On this occasion we had a new exemplification of the almost incredible riches of Italy, for the abate Lisi's house was crowded with objects dug up in digging cellars and drains and in cultivating the farm, though there had been no intention to excavate and the owner was rather embarrassed than otherwise by the riches he had acquired. Ancient coins of many different nations, fragments of exquisite architectural carving, statuary and household utensils, loaded shelves, tables and drawers. Italy would seem to be wrought of such like a coral-reef, down to its very foundations in the deep.
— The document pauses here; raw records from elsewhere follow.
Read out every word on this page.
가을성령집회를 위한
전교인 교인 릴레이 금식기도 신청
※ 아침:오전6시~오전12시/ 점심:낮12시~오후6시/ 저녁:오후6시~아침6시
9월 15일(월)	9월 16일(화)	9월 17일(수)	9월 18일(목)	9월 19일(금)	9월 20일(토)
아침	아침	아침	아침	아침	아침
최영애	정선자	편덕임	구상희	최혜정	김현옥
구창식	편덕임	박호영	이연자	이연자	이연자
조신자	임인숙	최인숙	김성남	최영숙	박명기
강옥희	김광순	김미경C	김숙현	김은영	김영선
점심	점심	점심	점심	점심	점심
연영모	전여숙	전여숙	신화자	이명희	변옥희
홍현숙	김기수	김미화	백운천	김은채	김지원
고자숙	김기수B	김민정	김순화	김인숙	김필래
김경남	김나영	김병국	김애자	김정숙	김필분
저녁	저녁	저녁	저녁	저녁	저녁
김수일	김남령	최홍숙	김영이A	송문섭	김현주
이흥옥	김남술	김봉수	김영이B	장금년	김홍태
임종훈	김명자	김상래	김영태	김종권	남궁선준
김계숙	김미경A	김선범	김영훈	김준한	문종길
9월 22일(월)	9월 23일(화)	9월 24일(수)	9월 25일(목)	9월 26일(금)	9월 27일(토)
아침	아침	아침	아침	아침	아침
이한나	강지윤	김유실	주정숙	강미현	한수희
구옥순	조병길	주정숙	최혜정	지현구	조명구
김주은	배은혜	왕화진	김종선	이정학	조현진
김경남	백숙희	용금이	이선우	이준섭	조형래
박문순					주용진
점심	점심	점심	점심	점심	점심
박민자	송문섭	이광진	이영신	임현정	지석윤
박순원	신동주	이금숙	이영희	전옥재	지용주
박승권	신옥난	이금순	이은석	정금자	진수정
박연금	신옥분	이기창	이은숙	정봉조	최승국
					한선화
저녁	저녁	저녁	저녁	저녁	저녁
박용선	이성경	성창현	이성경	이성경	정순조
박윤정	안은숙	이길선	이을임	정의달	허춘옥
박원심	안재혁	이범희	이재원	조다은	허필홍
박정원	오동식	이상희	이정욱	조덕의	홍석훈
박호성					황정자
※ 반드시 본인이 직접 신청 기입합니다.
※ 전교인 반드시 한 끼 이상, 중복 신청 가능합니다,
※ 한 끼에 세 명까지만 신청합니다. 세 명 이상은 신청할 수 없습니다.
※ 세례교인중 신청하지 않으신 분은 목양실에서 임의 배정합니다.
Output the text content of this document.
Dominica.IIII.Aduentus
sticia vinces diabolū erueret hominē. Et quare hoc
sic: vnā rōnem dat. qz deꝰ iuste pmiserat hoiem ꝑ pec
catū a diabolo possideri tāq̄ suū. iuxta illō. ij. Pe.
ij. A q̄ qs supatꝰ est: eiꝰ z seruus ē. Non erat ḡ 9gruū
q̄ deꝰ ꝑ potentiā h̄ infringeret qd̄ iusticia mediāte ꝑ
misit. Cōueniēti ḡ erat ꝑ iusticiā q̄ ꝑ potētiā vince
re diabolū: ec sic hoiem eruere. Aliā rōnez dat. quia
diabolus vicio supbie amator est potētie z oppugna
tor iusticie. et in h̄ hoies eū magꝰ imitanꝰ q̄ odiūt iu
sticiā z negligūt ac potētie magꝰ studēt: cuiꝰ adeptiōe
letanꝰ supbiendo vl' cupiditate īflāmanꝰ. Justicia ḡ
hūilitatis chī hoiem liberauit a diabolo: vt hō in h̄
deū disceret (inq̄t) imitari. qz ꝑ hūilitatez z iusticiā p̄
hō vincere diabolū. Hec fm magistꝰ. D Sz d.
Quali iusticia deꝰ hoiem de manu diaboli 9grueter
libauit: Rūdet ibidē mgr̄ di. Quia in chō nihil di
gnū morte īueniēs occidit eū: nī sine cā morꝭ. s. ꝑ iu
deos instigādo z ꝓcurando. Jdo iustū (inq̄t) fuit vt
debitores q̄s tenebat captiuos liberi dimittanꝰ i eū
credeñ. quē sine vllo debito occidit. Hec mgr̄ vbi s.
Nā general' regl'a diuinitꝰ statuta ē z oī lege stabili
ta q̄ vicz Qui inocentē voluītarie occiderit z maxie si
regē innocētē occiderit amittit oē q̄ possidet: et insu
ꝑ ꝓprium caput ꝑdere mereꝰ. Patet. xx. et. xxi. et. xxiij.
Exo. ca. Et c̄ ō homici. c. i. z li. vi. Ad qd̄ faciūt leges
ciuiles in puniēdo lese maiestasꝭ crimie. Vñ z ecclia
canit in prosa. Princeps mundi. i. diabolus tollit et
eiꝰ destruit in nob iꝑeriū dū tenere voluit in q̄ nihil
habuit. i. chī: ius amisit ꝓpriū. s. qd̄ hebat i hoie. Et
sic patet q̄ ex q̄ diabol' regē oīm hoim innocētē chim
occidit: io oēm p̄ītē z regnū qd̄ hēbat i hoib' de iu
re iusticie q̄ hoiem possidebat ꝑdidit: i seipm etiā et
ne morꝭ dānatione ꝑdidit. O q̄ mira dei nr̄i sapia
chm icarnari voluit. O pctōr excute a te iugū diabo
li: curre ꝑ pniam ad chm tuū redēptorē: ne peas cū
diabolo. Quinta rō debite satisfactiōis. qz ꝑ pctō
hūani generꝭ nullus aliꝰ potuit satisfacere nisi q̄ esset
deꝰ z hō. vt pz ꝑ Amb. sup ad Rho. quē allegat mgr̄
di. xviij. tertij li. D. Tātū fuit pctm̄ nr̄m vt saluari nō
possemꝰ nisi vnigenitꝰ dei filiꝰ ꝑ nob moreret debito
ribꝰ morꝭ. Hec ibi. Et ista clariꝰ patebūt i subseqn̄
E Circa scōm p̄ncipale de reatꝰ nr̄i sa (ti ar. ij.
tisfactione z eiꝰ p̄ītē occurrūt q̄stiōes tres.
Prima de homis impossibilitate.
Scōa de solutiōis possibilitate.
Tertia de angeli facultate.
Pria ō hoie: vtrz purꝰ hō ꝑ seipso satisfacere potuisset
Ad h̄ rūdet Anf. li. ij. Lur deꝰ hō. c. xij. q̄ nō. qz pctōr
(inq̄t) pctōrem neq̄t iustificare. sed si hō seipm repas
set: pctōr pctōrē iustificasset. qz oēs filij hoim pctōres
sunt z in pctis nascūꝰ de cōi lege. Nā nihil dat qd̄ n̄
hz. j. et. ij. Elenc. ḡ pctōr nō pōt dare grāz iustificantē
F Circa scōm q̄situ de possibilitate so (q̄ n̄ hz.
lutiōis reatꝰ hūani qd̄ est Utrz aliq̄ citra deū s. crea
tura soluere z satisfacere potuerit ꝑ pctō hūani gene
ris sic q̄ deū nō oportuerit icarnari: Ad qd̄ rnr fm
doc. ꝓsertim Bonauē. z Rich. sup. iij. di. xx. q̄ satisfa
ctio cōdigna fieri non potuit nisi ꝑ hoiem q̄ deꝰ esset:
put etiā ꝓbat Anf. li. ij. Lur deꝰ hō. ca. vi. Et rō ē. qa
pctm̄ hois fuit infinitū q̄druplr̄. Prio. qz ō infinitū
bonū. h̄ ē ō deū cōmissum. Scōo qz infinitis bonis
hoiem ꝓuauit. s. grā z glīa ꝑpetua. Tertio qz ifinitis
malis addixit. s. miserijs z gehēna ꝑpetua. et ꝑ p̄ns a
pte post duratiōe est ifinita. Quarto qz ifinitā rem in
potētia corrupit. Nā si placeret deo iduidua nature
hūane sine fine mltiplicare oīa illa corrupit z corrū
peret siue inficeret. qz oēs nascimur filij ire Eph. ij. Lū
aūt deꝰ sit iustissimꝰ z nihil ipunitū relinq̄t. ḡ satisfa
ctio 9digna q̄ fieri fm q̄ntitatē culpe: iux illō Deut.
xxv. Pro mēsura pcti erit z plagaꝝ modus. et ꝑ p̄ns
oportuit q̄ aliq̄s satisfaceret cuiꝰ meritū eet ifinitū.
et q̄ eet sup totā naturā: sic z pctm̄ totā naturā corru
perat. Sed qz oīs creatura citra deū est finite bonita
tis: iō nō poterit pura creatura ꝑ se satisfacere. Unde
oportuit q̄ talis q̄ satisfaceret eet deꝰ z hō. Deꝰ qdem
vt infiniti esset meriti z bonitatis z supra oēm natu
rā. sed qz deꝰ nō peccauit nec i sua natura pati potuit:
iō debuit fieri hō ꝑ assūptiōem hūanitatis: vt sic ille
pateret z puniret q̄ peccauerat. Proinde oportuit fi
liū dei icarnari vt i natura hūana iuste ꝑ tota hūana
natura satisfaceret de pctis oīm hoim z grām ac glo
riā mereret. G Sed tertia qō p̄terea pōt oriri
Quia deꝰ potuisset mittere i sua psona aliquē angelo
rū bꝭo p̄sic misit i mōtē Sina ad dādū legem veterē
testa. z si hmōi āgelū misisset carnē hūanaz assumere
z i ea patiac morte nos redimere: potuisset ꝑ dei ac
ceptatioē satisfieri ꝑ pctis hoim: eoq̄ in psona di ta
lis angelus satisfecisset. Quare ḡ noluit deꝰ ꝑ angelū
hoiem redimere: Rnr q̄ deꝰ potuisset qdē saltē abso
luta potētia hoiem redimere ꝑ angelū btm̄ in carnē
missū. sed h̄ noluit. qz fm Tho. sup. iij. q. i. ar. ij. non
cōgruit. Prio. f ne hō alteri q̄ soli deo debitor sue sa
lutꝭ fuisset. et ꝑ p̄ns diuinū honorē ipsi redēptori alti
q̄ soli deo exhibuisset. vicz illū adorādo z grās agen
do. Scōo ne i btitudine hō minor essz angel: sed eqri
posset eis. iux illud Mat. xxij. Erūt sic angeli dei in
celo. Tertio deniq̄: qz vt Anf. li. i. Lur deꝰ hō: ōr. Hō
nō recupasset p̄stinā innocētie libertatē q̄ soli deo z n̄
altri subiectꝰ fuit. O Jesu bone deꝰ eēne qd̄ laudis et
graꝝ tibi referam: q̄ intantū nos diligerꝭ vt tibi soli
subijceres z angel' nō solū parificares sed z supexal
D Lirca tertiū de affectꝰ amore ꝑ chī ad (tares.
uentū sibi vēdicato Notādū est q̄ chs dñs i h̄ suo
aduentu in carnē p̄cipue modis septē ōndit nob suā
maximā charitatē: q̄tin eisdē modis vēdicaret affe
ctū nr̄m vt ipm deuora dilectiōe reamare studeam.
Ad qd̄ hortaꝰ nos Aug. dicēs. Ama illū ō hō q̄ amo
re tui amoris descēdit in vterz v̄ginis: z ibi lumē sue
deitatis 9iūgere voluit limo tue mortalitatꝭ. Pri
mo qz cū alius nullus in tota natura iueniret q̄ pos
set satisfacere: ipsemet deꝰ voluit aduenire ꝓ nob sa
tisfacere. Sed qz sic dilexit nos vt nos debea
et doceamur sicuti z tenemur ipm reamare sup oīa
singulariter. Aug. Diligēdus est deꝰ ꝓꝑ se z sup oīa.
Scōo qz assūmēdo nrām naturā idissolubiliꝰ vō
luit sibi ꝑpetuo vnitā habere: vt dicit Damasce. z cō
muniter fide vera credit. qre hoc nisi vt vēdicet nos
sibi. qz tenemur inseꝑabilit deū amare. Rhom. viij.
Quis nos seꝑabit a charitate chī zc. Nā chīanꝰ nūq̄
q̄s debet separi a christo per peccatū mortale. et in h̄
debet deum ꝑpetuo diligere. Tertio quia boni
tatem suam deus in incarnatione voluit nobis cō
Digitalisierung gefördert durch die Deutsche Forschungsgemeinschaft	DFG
The abate had no utopian ideas concerning his work, though he heartily devoted his life to it. "These boys," he said, "will go out contadini—still thieves, if you will—but they will limit themselves to stealing a third out of their master's portion of the produce."

In Asisi we learned to understand what we may call atmospheric politics, and it confirmed our former opinion that the Italian people do not care a fig who governs them if only they are well fed. When they are hungry they rebel, and the only freedom they covet is freedom from the pangs of hunger. They are equally well pleased with the pope or with "Vittorio," as they called him, if their simple meal is always within reach; and if on feast-days they can have a chicken, red wine instead of white, and a dolce, their contentment rises to enthusiasm.

 

A drought or a destructive rain is therefore to be feared by any government, especially if there be malcontents to make use of it. There was quite a severe drought in Asisi last summer, and loud and deep were the imprecations we heard against the government. As the vines withered and the corn shrank, so withered and shrank the king and his ministers in the esteem of these poor people. Count Bindangoli told me that they very much feared some democratic demonstration, and that they were anxiously looking forward to the winter. In vain for weeks we looked over to Perugia for rain (rain comes to Asisi only from that direction). In vain were prayers in the churches, processions and promises. We saw the gray showers sail around the horizon, heard their far-off thunders, saw the lightning zigzag down through the slanting torrents, and almost saw the hills grow green under them. The only tempests we had were those we saw brooding on the brows of scowling contadini. They talked openly of a republic, they were sick of the devouring taxes, they regretted the papacy: there was certainly danger of some "scompiglio," my padrone di casa assured me.

At length, after long weeks of waiting, Perugia disappeared in a gray deluge: the rain came marching like an army across the plain toward us; its first scattered drops printed the dust, its sheets of water drenched the windows, its small torrents rushed down the steep streets. The mountains grew dim and almost disappeared: we were shut in with hope and a fresh delight. Then the deluge settled into a gentle rain, under which the grapes swelled out their globes, the corn rustled with a fuller growth and the hearts of men grew content. The king and his ministers also budded out into new beauty, and flourished in popular esteem like the green bay tree, and the republic was quenched—till the next drought.

The Author of "Signor Monaldini's Niece."